Specifically, we use the MixtureGaussian
distribution, where the the
parameters of this network are provided by the feedforwrad network.
def neural_network(X):
"""loc, scale, logits = NN(x; theta)"""
# 2 hidden layers with 15 hidden units
net = tf.keras.layers.Dense(15, activation=tf.nn.relu)(X)
net = tf.keras.layers.Dense(15, activation=tf.nn.relu)(net)
locs = tf.keras.layers.Dense(K, activation=None)(net)
scales = tf.keras.layers.Dense(K, activation=tf.exp)(net)
logits = tf.keras.layers.Dense(K, activation=None)(net)
return locs, scales, logits
@inf.probmodel
def mdn():
with inf.datamodel():
x = inf.Normal(loc = tf.ones([D]), scale = 1.0, name="x")
locs, scales, logits = neural_network(x)
y = inf.MixtureGaussian(locs, scales, logits=logits, name="y")
m = mdn()
Note that we use the MixtureGaussian
random variable. It collapses
out the membership assignments for each data point and makes the model
differentiable with respect to all its parameters.

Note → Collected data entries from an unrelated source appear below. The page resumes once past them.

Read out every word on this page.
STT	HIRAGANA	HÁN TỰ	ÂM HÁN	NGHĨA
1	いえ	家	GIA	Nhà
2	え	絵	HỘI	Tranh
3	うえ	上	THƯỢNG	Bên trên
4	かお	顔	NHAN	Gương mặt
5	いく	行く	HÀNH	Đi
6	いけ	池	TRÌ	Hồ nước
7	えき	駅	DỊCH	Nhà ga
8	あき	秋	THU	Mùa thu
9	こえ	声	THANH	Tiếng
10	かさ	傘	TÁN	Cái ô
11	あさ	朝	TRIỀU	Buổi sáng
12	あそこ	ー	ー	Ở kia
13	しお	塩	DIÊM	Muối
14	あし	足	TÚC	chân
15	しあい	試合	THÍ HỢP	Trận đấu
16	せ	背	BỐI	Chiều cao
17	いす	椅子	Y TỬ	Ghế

It takes a list as
input—denoting the probability or logits for each cluster assignment—as
well as components
, which are lists of loc and scale values.
For more background on MDNs, take a look at Christopher Bonnett’s blog post or at Bishop (1994).
Inference¶
Next we train the MDN model. For details, see the documentation about Inference in Inferpy
@inf.probmodel
def qmodel():
return;
VI = inf.inference.VI(qmodel(), epochs=4000)
m.fit({"y": y_train, "x":x_train}, VI)
0 epochs 129578.296875....................
200 epochs 113866.8046875....................
400 epochs 110405.765625....................
600 epochs 108311.9296875....................
800 epochs 107741.84375....................
1000 epochs 106996.3359375....................
1200 epochs 106747.328125....................
1400 epochs 106299.640625....................
1600 epochs 106157.328125....................
1800 epochs 106087.8125....................
2000 epochs 106019.1875....................
2200 epochs 105955.0703125....................
2400 epochs 105751.9765625....................
2600 epochs 105717.4609375....................
2800 epochs 105693.375....................
3000 epochs 105676.3984375....................
3200 epochs 105664.40625....................
3400 epochs 105655.578125....................
3600 epochs 105648.265625....................
3800 epochs 105639.09375....................
After training, we can now see how the same network embbeded in a mixture model is able to perfectly capture the training data.
X_test, y_test = build_toy_dataset(N)
y_pred = m.posterior_predictive(["y"], data = {"x": X_test}).sample()
plt.figure(figsize=(8, 8))
sns.regplot(X_test, y_test, fit_reg=False)
sns.regplot(X_test, y_pred, fit_reg=False)
plt.show()
Acknowledgments¶
This tutorial is inspired by David Ha’s blog post and Edward’s tutorial.